According to Donovan, this was a direct result of lobbying by the sugar industry, who reportedly paid $600,000 in funding for the studies that doomed cyclamate. It was virtually impossible, he writes, for a regular Diet Coke drinker to be ever able to imbibe the exact amounts of cyclamate, which could prove to be hazardous. For instance, to get the same amount of cyclamate as the rats, one would have to eat 500 diet drinks a day, Donovan writes.
But what allowed such skeptical results to lead to the ban of a substance? A legal loophole called the Delaney Clause was being pointed to, which required the FDA to ban any substance which could “induce cancer in man, or, after tests, found to induce cancer in animals.” Although a well-meaning clause, it doesn’t outline the amounts of any particular ingredient, which eventually led to the scrapping of the law.
What began was a downfall of RC Cola and a meteoric rise in the image of the other two brands – Pepsi and Coke, so much so that it was difficult for any other brand to survive in the industry. Due to mishandling by new owners and ill-planned investments at fruit juice industries, fast-food chains, and home furnishing companies, RC Cola was merely a shadow of what it had been during its glory days of the Diet Rite.
In the late 1990s, RC did attempt up its sales after managing to find a new owner. Still, its ways of trying to reserve shelves at the supermarkets for their own products seemed to backlash as Coke and Pepsi simply had more resources and, in having so, managed to shut out RC Cola from the industry completely.
It is hardly a thing to be proud of being pioneers in an industry that has been on a steady decline for the better part of the last two decades. Even industry leaders are looking for innovative ways to stay relevant. Consumers no longer crave full-calorie cold drinks but are migrating to the healthier options available.
However, RC Cola almost proved more than what it is today – a good yet not preferred soda brand. Had the cyclamate, and consequently, RC’s signature product – the Diet Rite, not been banned, the brand could well have gone on to have a more significant impact in the longer run.
Frequently Asked Questions
Q1. Does RC Cola have a formidable presence in the international market?
- The RC Cola is currently being sold in about 70 countries around the world. However, it remains a best-seller in a few countries, including the Philippines and other Oceania countries.

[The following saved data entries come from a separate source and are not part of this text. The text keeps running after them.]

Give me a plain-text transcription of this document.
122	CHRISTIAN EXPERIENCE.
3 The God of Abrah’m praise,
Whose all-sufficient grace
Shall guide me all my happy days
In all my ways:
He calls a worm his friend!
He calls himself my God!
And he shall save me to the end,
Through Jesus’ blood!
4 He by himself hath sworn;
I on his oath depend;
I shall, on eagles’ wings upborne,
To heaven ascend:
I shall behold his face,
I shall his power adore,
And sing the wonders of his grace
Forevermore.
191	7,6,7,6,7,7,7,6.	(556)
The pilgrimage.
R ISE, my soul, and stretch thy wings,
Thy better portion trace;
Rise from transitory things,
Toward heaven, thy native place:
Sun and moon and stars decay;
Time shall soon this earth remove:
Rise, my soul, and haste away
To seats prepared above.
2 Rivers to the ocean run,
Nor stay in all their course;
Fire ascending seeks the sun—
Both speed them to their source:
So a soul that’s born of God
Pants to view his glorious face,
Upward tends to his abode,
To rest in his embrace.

The popularity in these markets is mainly due to its lower price in comparison to the competition. For example, a survey conducted in the Philippines showed that 41% of the consumers preferred RC Cola as it was cheaper than Pepsi and Coca-Cola.
Q2. What stands in the future for RC Cola?
- The soda industry alone will not be enough for a company of RC’s stature to sustain. Identifying that, the company has launched several innovations and has made considerable investments in industries like coffee, food chains, etc. In addition, the company is trying to re-establish its markets in areas where it once lost out in.